Section 4 of the International Tax Agreements Act 1953 (Agreements Act) incorporates that Act with the Income Tax Assessment Act 1936 (ITAA 1936) and the ITAA 1997 so that all three Acts are read as one. The Agreements Act overrides both the ITAA 1936 and ITAA 1997 where there are inconsistent provisions (except in some limited situations).

Section 5 of the Agreements Act states that, subject to the provisions of the Agreements Act, any provision in an Agreement listed in section 5 has the force of law. The overseas country agreement is listed in section 5 of the Agreements Act.

The agreement between Australia and the overseas country operates to avoid the double taxation of income received by residents of Australia and the overseas country.

Article R of the overseas country agreement considers the tax treatment of pensions and annuities. It states:

    1. A pension or an annuity, derived from sources within one of the Contracting States by an individual who is a resident of the other Contracting State, shall be exempt from tax in the first-mentioned Contracting State.

    2. The term "annuity" means a stated sum payable periodically at stated times, during life or during a specified or ascertainable period of time, under an obligation to make the payments in return for adequate and full consideration in money or money's worth.

    3. This Article shall not apply to a pension paid to an individual by the Government of the Commonwealth or of any State of the Commonwealth or the Government of the overseas country in respect of services rendered in the discharge of Governmental functions.

The term 'services rendered in the discharge of governmental functions' means those services rendered by an employee or office-holder in the completion or performance of any functions undertaken by government.

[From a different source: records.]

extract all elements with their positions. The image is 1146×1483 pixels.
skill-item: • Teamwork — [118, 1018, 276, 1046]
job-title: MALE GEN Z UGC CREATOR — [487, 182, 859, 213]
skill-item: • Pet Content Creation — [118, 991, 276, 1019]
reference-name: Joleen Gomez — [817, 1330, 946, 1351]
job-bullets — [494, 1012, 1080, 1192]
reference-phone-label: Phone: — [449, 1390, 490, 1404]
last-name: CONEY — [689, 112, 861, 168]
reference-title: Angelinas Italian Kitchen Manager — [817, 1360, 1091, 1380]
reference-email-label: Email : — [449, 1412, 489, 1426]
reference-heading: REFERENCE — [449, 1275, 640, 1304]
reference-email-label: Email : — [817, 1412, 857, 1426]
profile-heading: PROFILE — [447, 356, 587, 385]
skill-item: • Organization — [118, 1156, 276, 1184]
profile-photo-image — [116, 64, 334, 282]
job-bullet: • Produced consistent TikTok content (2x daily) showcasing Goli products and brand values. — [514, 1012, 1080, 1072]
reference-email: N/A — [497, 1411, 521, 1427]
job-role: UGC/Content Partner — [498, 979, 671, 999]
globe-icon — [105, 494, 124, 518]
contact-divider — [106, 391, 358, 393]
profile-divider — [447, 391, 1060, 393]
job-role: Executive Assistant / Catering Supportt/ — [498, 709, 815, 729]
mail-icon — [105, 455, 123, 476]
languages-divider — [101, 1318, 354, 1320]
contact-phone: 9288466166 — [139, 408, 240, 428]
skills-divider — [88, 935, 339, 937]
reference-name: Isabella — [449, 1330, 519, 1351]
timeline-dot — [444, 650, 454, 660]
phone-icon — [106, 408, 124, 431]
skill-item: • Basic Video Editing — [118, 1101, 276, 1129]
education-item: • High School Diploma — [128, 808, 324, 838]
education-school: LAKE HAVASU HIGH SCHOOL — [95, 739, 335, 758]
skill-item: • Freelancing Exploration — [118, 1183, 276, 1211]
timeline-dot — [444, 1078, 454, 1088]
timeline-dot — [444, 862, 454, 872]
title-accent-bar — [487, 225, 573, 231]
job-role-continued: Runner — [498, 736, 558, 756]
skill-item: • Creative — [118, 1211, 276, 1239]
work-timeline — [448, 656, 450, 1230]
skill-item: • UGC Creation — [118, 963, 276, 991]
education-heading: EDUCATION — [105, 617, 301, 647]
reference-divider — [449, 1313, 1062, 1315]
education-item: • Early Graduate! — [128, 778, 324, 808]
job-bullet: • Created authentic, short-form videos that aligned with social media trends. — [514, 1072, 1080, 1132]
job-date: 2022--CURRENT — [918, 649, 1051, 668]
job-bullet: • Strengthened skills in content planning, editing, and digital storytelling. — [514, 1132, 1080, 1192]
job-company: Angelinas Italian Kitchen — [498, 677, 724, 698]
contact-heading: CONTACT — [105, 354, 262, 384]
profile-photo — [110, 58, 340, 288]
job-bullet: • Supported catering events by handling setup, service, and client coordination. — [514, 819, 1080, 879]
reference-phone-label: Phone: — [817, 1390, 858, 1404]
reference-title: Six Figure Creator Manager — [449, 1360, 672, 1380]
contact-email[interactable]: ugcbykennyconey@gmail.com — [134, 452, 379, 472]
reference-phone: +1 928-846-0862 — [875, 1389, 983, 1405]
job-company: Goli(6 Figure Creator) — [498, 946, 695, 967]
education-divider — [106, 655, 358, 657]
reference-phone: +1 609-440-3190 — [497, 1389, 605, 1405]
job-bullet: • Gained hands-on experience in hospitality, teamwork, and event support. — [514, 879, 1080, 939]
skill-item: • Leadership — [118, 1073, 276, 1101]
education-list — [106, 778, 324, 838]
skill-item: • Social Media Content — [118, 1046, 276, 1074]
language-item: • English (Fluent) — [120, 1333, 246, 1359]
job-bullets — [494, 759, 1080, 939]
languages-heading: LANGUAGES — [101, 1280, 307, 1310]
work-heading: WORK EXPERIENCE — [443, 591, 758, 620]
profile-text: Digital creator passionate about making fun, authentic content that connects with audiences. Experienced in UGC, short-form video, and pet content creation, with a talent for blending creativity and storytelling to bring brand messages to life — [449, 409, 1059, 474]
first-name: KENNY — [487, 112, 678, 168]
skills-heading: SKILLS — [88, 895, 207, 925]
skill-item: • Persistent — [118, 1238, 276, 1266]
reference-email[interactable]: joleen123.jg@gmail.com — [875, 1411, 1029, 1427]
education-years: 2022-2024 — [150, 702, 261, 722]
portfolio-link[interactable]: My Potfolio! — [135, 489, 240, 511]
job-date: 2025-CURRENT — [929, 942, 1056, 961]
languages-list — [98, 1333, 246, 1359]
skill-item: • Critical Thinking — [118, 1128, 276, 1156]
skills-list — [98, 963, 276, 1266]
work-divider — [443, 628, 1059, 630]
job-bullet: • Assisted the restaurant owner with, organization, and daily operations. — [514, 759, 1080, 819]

The pension you receive is for services rendered in the discharge of governmental functions. Accordingly, it is necessary to look at article S of the overseas country agreement (which covers remuneration related to the discharge of governmental functions) to determine if the pension is assessable.

Article S of the overseas country agreement states remuneration paid by the Government of the overseas country to any individual for services rendered to that Government in the discharge of governmental functions shall be exempt from Australian tax, except where the individual is a resident of Australia and is not an overseas country citizen.

In your case, your pension income is not assessable in Australia under article S of the overseas country agreement as you are a citizen of the overseas country.

Article X paragraph Y of the overseas country agreement states:

    Where under this agreement income is relieved from tax in one of the Contracting States and, under the law in force in the other Contracting State, a person, in respect of the said income, is subject to tax by reference to the amount thereof which is remitted to or received in that other Contracting State and not by reference to the full amount thereof, then the relief to be allowed under this Agreement in the first mentioned Contracting State shall apply only to so much of the income as is remitted to or received in the other Contracting State.

Article X paragraph Y of the overseas country agreement does not apply to you as your pension income is not assessable in Australia under article S of the overseas country agreement.